Intra-day, the rupee traded in the range of 61.26 and 61.52 against the dollar.

“While sufficient capital flows are likely to be favourable for the rupee, we expect RBI to prevent sharp appreciation by accumulating foreign exchange (forex) reserves. Thus, huge Balance of Payments surplus will not translate into appreciation of the rupee, unless RBI changes its forex management strategy,” said Upasna Bhardwaj, Economist at ING Vysya Bank, in a report.

The report added that the rupee is expected to trade in the 60.50-62.50 band over the next 3-4 months. However, it will come under pressure in the second half of 2015 as the US Fed finally begins on the rate hike cycle and oil prices start reversing some of the recent losses.

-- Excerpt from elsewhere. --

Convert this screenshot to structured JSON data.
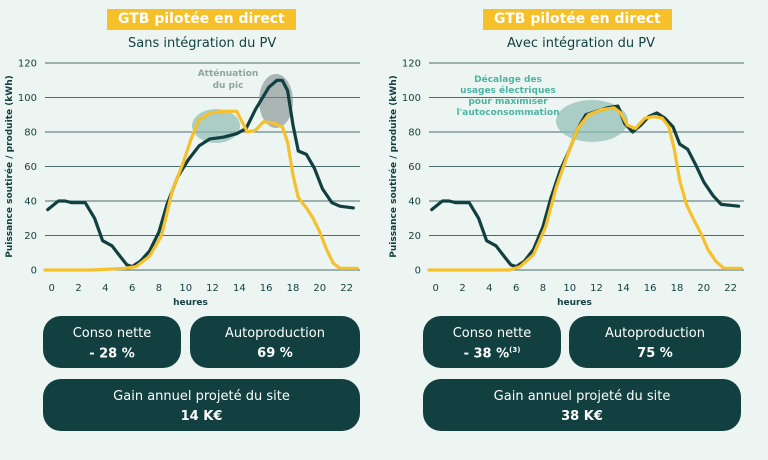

Call rate ends lower, bonds flat

The interbank call money rates, rates at which banks lend each other for daily mismatches, ended sharply lower by 100 basis points at 6.80 per cent from Tuesday’s close of 7.80 per cent. Intra-day, the call money market moved in a wide range of 6.75 per cent to 8.15 per cent.

The yield on the benchmark government security (8.40 per cent G-Sec, maturing in 2024) ended flat at Rs 104.62 from the previous close of Rs 104.63, The yields remained flat for the second consecutive day at 7.70 per cent from Tuesday’s close. Bond yields and prices move in opposite directions.